Adidas just opened a futuristic new factory and it will dramatically change how shoes are sold
- Adidas' Speedfactory in Atlanta is open, producing shoes like the new AM4NYC limited collection.
- The factory is completely automated, and designed to be able to speedily produce limited runs of customizable product or replenish the hottest product selling quickly during the same season.
- Adidas said it can get shoes to market three times faster in a Speedfactory than with traditional means.
- The Atlanta location is Adidas' second Speedfactory, with the first in Germany. In conjunction, Adidas said it hopes the two factories can produce one million pairs of shoes a year by 2020.
- Adidas will continue to experiment with the Speedfactories, adding new technology and more automated processes to get to a goal of 50% of shoes made by with speedier methods.
Adidas' American Speedfactory is open for business.
The 74,000-square-foot facility in Cherokee County, Georgia, outside Atlanta, is now pumping out shoes using a completely automated digital manufacturing process.
The first shoes produced and sold from the factory, the new AM4NYC (Adidas made for New York City), created specifically for New York's urban streets, will go on sale Thursday.
The shoes were made for quickly changing directions on urban streets using Adidas sports-science data, and are an example of the combination of speed and flexibility the new factory offers, as well as its ability to create specific and custom footwear.
As the name implies, the Speedfactory is about speed
"We have ambition to have 50% of our sales [from] under what we call speed programs," Gil Steyaert, an Adidas executive board member responsible for global operations, told Business Insider. "That means that product, which would be reproduced or created in the season [is] for the same season."
The speed initiative is "very much aiming at the fast fashion model where we can bring product closer to the consumer," Steyaert said.
Closer to the consumer also means physically closer — that is, produced in North America, not Asia, where the majority of Adidas shoes are made. That makes it much quicker to ship the shoes throughout the continent, and the shoes can be made specifically for the American market, which has been the major focus for the brand and part of its stellar performance in the last few years.
The Speedfactory is fast, but flexible
The Speedfactory can create more inventory for a hot shoe that's flying off shelves and can't be kept in stock, supplementing other inventory shipped over from Asia. Or the factory can create entirely new shoes specifically for the market as part of a limited run.
Eventually, Steyaert says customers may be able to create their own completely custom, one-of-a-kind Adidas shoes designed to their own specifications online.
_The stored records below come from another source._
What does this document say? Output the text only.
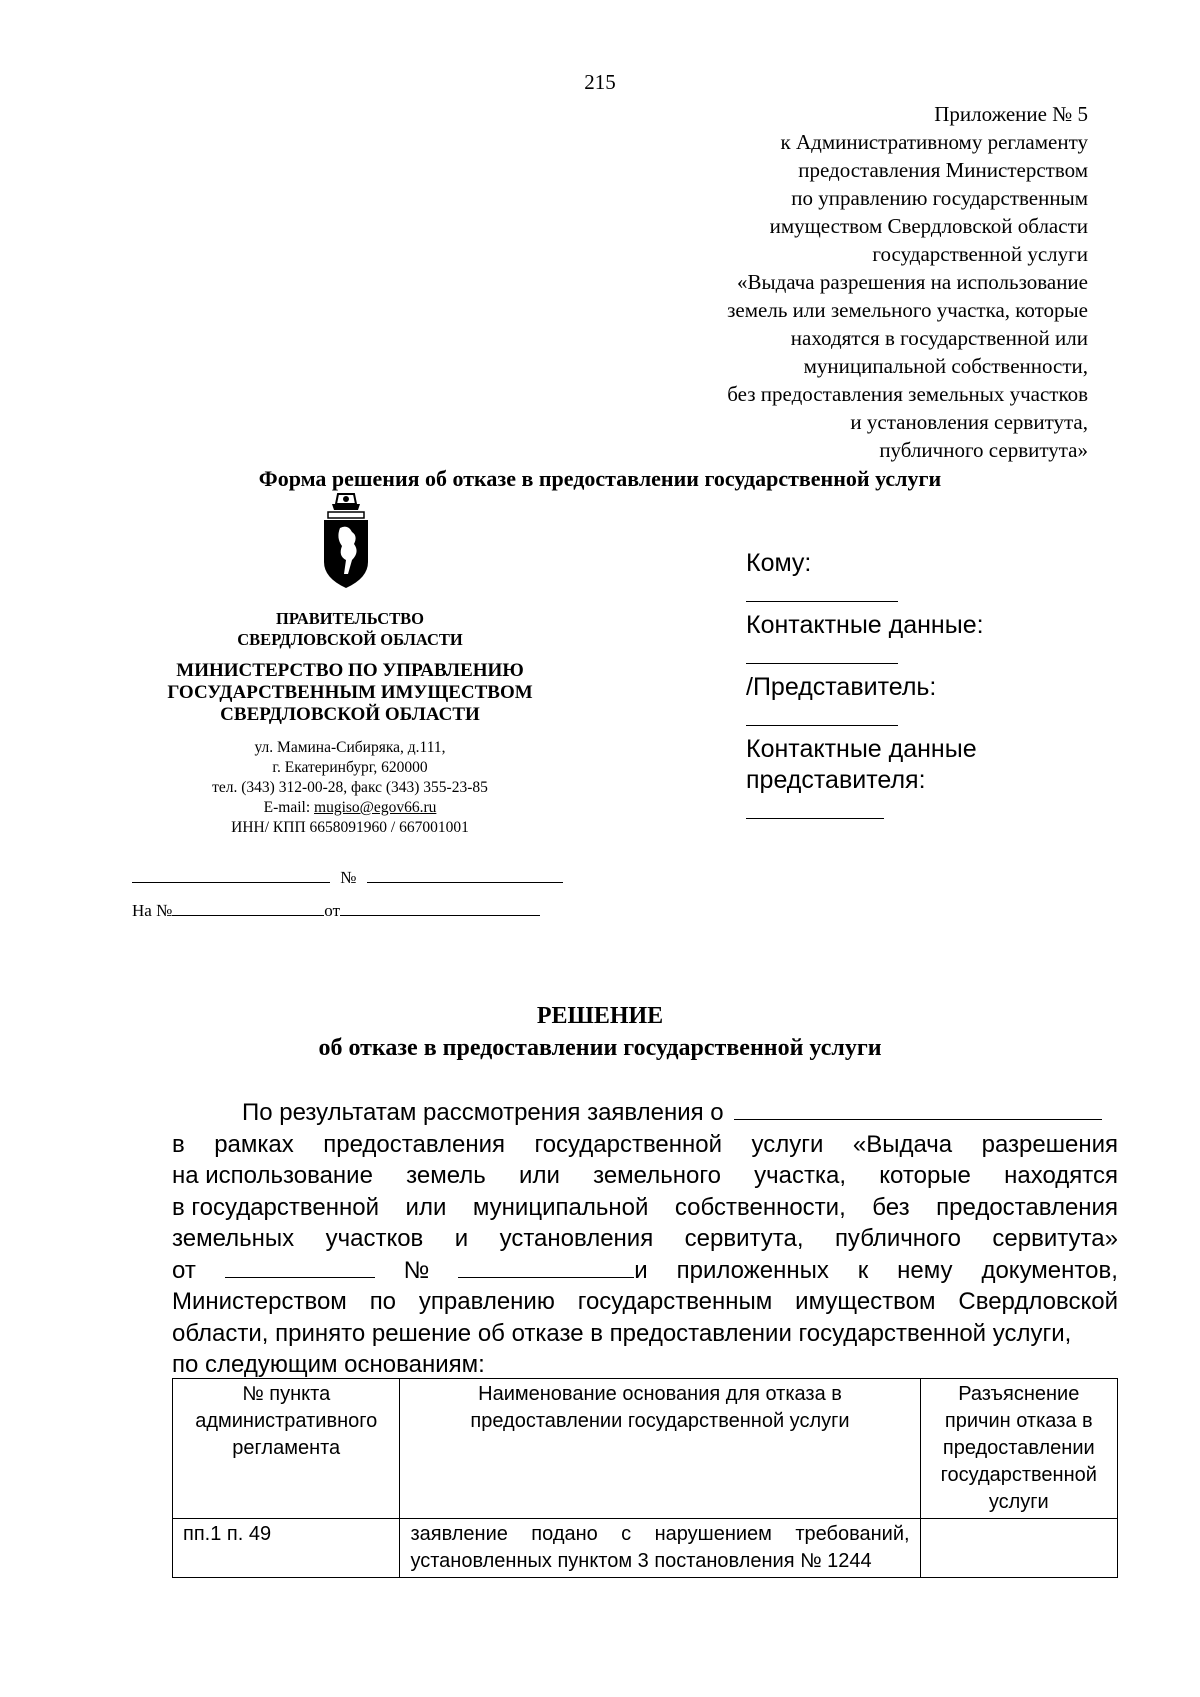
215
Приложение № 5
к Административному регламенту
предоставления Министерством
по управлению государственным
имуществом Свердловской области
государственной услуги
«Выдача разрешения на использование
земель или земельного участка, которые
находятся в государственной или
муниципальной собственности,
без предоставления земельных участков
и установления сервитута,
публичного сервитута»
Форма решения об отказе в предоставлении государственной услуги
ПРАВИТЕЛЬСТВО
СВЕРДЛОВСКОЙ ОБЛАСТИ
МИНИСТЕРСТВО ПО УПРАВЛЕНИЮ
ГОСУДАРСТВЕННЫМ ИМУЩЕСТВОМ
СВЕРДЛОВСКОЙ ОБЛАСТИ
ул. Мамина-Сибиряка, д.111,
г. Екатеринбург, 620000
тел. (343) 312-00-28, факс (343) 355-23-85
E-mail: mugiso@egov66.ru
ИНН/ КПП 6658091960 / 667001001
№
На №	от
Кому:
Контактные данные:
/Представитель:
Контактные данные
представителя:
РЕШЕНИЕ
об отказе в предоставлении государственной услуги
По результатам рассмотрения заявления о
в рамках предоставления государственной услуги «Выдача разрешения
на использование земель или земельного участка, которые находятся
в государственной или муниципальной собственности, без предоставления
земельных участков и установления сервитута, публичного сервитута»
от	№	и приложенных к нему документов,
Министерством по управлению государственным имуществом Свердловской
области, принято решение об отказе в предоставлении государственной услуги,
по следующим основаниям:
№ пункта административного регламента	Наименование основания для отказа в предоставлении государственной услуги	Разъяснение причин отказа в предоставлении государственной услуги
пп.1 п. 49	заявление подано с нарушением требований, установленных пунктом 3 постановления № 1244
Things like patch placement and details on the uppers of shoes would be able to be customized.
"Speedfactory is able to customize the shoe indefinitely while being in an automated engineering process," Steyaert said. "We can actually tune the shoe to the customization that the consumer wants to have. That's the goal: full customization, but without compromise on speed."
The fully automated factory means shoe specifications can be changed quickly.
"It's customization without compromising the needle on the speed nor on the changing of the line," Steyaert said. "If you had to make a new line [with traditional manufacturing] you'd have to stop the production line and reproduce."
Adidas has lofty goals for its Speedfactories
The apparel giant wants to create a total of one million shoes a year from both of its two Speedfactories — the Atlanta location as well as the first in Germany — by 2020.
That number is significant, but it's small compared to the total number of shoes Adidas makes each year — 403 million pairs of shoes in 2017, or more than a million a day on average.
The Speedfactories are meant to be "complementary to our main source of supply," Steyaert said. "[They] will never substitute our main source of supply."
As of now, the factory currently has about 150 employees. That relatively low number means it is economically feasible to have a factory in a country without an employee base full of highly skilled shoemakers.
Adidas wants to increase its speed in other ways
The second part of Adidas' speed strategy relates to infrastructure — something that's been under pressure in the US as Adidas' popularity has taken off, particularly distribution.
"When you grow more than 30% per year you push inevitably some infrastructure," Steyaert said.
Adidas has made investments in its East Coast and West Coast warehouses, including its own warehouse in Spartanburg, South Carolina.
The brand is also planning to open a brand new warehouse in New Jersey dedicated to e-commerce and retail. Steyaert says this will be able to service New York City — one of Adidas' "key cities" — with quick delivery, possibly even same-day.
Adidas isn't done with its Speedfactories, however. It plans to innovate within them to add more automated processes and see if it can get even more speed and flexibility out of them. There are currently no plans to create more factories, but Steyaert says he hopes to eventually duplicate its automated technology or even export the technology tested in the Speedfactories to its locations in Asia.